Whiskering is caused by too much oil, too rich mixture, too slow running or too cold a heat range plug.
NGK plugs are too cold at 6. NGK only admit "Equivelent to" when you cross reference. A6 is too cold! You will find that A6 has been replaced with AB6, same story.
Champion D16 is a warmer plug by far and is my prefered plug for the 40 series.
Champion D15Y is same heat range but for 102 only.
I think we all rely on D16?
Cheers
B
Re: 40 plus cut out
Posted: Thu May 31, 2012 9:34 pm
by atoyot
Even Chance wrote:Well I had a look last night, and found that the electrodes on the plug were shorted out by a piece of carbon from the plug tip. Gave the plug a good clean and it ran perfectly!!

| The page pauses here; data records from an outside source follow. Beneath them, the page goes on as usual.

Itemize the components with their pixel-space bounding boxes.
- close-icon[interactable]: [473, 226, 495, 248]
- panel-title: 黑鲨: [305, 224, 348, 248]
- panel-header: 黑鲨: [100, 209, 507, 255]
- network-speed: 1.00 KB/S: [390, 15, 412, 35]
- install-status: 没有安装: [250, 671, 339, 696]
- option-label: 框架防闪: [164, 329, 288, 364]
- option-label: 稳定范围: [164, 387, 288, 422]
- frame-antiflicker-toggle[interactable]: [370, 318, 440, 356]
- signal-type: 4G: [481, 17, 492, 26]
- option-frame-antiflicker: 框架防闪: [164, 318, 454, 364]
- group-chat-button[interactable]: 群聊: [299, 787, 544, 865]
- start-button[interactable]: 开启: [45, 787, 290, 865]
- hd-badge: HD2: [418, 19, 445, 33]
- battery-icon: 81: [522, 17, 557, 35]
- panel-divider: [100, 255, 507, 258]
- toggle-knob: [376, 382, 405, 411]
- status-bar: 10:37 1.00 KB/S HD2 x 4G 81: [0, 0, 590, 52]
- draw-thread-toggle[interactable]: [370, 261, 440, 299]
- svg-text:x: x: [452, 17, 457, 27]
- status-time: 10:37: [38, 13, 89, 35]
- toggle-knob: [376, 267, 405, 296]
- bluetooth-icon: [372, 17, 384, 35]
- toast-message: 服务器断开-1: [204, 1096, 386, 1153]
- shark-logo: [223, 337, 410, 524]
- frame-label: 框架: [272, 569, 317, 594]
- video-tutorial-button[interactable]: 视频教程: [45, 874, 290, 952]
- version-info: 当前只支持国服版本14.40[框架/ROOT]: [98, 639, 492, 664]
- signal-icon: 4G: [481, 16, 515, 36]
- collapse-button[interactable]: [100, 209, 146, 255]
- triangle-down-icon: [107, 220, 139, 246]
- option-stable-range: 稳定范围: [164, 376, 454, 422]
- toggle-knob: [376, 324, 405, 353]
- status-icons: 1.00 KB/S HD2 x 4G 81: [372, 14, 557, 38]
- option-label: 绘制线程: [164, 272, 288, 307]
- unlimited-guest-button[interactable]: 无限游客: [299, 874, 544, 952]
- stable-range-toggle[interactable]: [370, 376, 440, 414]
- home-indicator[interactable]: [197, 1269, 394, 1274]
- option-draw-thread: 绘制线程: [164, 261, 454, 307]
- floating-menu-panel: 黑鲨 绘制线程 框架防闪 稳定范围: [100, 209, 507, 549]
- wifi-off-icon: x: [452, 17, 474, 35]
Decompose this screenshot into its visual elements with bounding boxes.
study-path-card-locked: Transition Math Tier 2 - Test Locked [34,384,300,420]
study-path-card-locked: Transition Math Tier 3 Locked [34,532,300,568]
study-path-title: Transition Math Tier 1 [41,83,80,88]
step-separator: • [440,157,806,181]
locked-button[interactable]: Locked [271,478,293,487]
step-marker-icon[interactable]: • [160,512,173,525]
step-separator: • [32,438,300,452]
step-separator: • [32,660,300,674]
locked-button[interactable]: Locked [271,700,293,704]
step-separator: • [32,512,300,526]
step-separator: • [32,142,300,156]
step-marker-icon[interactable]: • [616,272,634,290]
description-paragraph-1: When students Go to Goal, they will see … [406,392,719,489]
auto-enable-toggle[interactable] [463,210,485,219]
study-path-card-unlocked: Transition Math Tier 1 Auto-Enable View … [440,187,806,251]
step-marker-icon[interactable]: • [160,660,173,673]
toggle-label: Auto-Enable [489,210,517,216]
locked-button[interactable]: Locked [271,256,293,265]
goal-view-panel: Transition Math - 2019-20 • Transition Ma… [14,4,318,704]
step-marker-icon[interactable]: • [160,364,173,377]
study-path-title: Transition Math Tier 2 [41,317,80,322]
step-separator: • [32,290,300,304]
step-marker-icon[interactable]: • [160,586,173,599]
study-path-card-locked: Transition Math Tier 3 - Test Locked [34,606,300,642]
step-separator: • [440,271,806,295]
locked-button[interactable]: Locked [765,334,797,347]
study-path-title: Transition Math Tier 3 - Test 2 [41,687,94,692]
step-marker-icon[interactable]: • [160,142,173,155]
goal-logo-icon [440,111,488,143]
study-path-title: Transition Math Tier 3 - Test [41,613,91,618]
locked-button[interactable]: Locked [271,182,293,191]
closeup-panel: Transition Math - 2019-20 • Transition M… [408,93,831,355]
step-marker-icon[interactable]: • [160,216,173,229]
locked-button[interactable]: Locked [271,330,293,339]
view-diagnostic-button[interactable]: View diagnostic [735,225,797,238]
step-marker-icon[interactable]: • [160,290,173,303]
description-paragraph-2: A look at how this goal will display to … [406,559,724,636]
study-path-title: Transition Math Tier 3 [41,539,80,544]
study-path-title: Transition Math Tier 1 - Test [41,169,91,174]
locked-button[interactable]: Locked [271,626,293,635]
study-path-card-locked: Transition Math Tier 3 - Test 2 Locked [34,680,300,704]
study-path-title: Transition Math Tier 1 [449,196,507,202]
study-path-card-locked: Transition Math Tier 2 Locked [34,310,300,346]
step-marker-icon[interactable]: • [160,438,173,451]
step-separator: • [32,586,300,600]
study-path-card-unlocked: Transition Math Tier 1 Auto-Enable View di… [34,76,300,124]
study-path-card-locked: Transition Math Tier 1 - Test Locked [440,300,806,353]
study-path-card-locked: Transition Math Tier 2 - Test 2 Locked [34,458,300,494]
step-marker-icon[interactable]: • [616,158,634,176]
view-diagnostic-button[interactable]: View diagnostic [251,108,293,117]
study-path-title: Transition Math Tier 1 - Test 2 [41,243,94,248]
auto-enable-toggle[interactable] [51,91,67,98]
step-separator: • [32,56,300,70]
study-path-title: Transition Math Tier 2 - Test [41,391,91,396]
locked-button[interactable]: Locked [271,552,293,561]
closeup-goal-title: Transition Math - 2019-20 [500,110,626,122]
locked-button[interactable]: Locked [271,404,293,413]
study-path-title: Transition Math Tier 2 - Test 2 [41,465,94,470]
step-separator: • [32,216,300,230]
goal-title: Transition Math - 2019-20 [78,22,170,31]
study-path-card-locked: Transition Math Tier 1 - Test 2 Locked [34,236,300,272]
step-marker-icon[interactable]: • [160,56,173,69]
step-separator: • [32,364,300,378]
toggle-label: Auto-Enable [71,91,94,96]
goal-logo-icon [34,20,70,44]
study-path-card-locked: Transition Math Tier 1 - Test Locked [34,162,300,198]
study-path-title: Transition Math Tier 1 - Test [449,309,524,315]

Same thing happened here in Saturday (29th May) and I'm also using an AB6. I guess its time to go back to the specified D16. What's more embarrassing is that we gladly accepted a tow in by a generous fellow who was likewise inbound from his own day out in the water. If we had only had the presence of mind to run through the basics and check the simple stuff first, we'd have been fine. Another few minutes and I might have, but it wasn't a great place to be stuck and the fellow was quite friendly about it.
Re: 40 plus cut out
Posted: Sun Jun 03, 2012 7:32 pm
by skyetoyman
Tried to start my wartime SD today. Wouldn't spring to life at all. Decided to check compression and discovered a whiskered plug -- also AB6
Cleaned plug and started 2 pull
Re: 40 plus cut out
Posted: Tue Jun 05, 2012 8:49 am
by Collector Inspector
Whiskers get in the way aye?
DEDICATED two stroke plugs going back to who knows when had an easy fix.
The plugs had the ground electrode end slightly cut back over the centre electrode. This stopped the whiskers from forming.
See the pic below and look closely, you will see the slight cut back.
This is a Champion Marine plug for many OMC and others. L77JC4 as an example.
The cut back would only be 3 thou if you want to have a go.
Zoom in, I think I got focus correct.
B
Re: 40 plus cut out
Posted: Tue Jun 05, 2012 1:14 pm
by electrosys
I wonder how the 8-COM plugs were with 'whiskering' ? They, of course, had the ground electrode to the side of the central jobbie.
Re: 40 plus cut out
Posted: Wed Jun 06, 2012 9:05 am
by Collector Inspector
Ahhhhh, yes to the side of the central jobbie indeed..................they were SO cool and useable aye?
Maybe a D16 with a mod to the ground electrode to the side might be interesting to fettle just to see what happens. D16s never really had whiskering problems because they self cleaned through heat range remember. Maybe nothing to consider.
D16 is a commercial plug after all. Tough as nails and still made in the 21st C!